California’s 2021 ethnic-studies framework excluded earlier, more radical drafts over concerns of bias. Yet some districts adopted curriculum from the Liberated Ethnic Studies Model Curriculum Consortium (LESMCC), a group of activist educators pushing a more ideological version. Though not officially endorsed by the state, LESMCC’s materials have been at the center of multiple lawsuits.
One LESMCC lesson plan, for instance, explicitly encourages students to “make public comments at their school board meetings with recommendations for racial integration policies to build new possibilities for resisting white supremacist schooling structures.”
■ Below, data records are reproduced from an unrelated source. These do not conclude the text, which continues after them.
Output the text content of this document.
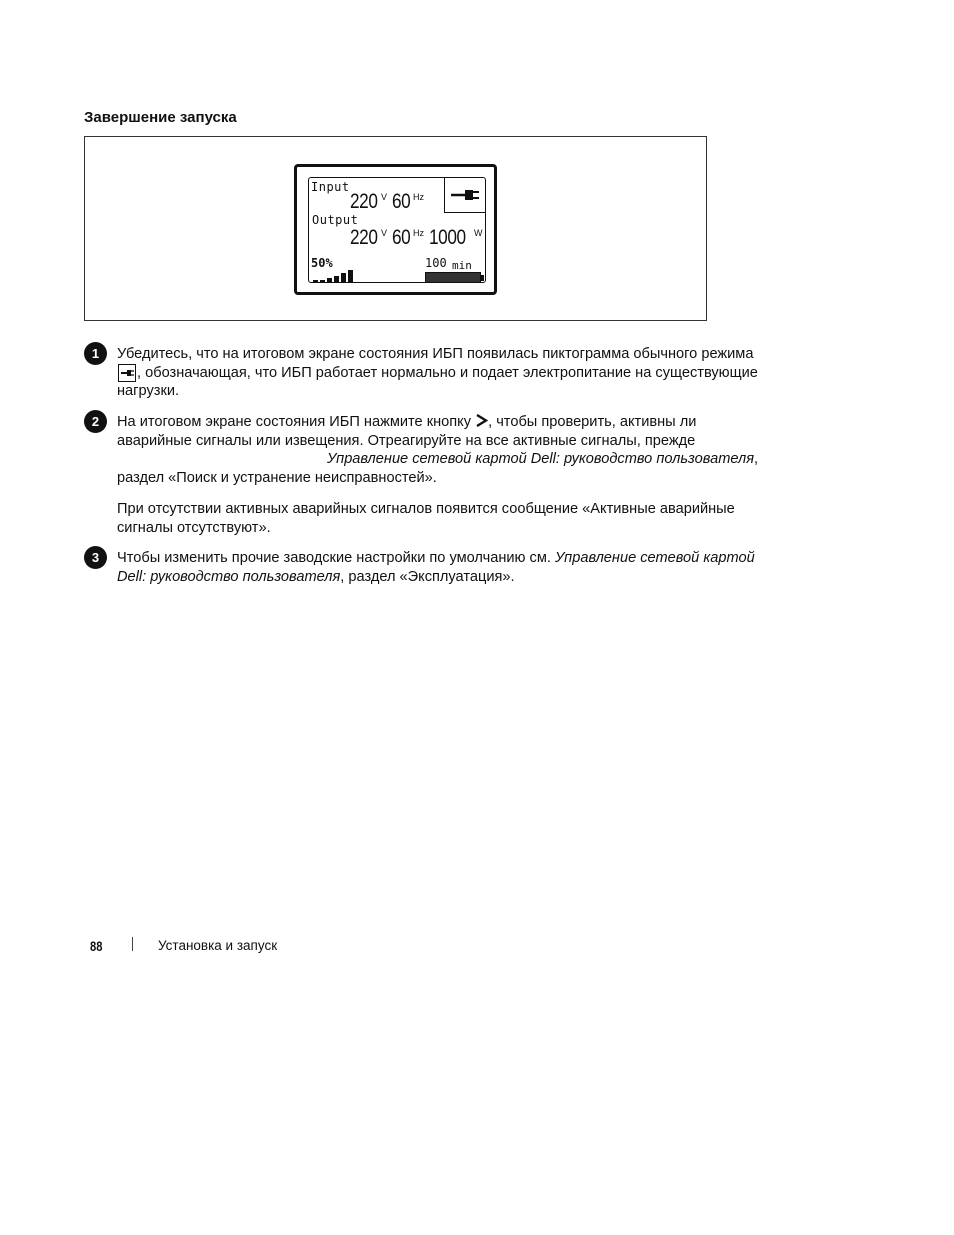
Завершение запуска
Input
220 V 60 Hz
Output
220 V 60 Hz 1000 W
50%	100 min
1	Убедитесь, что на итоговом экране состояния ИБП появилась пиктограмма обычного режима , обозначающая, что ИБП работает нормально и подает электропитание на существующие нагрузки.

2	На итоговом экране состояния ИБП нажмите кнопку , чтобы проверить, активны ли аварийные сигналы или извещения. Отреагируйте на все активные сигналы, прежде Управление сетевой картой Dell: руководство пользователя, раздел «Поиск и устранение неисправностей».

При отсутствии активных аварийных сигналов появится сообщение «Активные аварийные сигналы отсутствуют».

3	Чтобы изменить прочие заводские настройки по умолчанию см. Управление сетевой картой Dell: руководство пользователя, раздел «Эксплуатация».

88	Установка и запуск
In practice, Jewish students are often singled out. Zionists and Jews are portrayed as white or “white-adjacent” colonizers. At SUHSD, Gentile-Montgomery’s slides included a claim that “Israel is a country created on Palestinian land. The United Nations says this is illegal.” One slide minimized the Holocaust to a single sentence. Another depicted a puppet master to illustrate “dominant narratives,” which parents said echoed classic antisemitic imagery.
A map shown in class suggested Palestine was an independent state in 1946. Hamas was described simply as “a group from Gaza, Palestine.” Sources cited included TRT World, which parents pointed out is the state media of anti-Israel Turkey.
The district didn’t release a formal statement about antisemitism until six weeks after Oct. 7, during “United Against Hate” week.
Facing intense criticism, Gentile-Montgomery took a leave of absence, claiming that her lessons were taken out of context and that she was subjected to a “public lynching.” In April 2024, she sued SUHSD for discrimination and retaliation.
Meanwhile, the advocacy group Jewish California urged the district to pause implementation of its ethnic-studies requirement. The board declined. It also voted against restoring honors courses for the 2025-26 school year and postponed any vote on the future of ethnic studies.
The group promotes Constructive Ethnic Studies (CES), which presents multiple viewpoints, in contrast to LES, which they say promotes Marxist ideology and racial and antisemitic bias.
“Ethnic Studies programs are divisive and biased,” their petition reads. “Our schools should bring students together—not drive them apart.”
Blum remains skeptical that change is coming.
“I feel like the school thinks it can get away with anything—and it has,” she said. “Even lawsuits don’t faze them. It’s not their money. It’s taxpayer money.”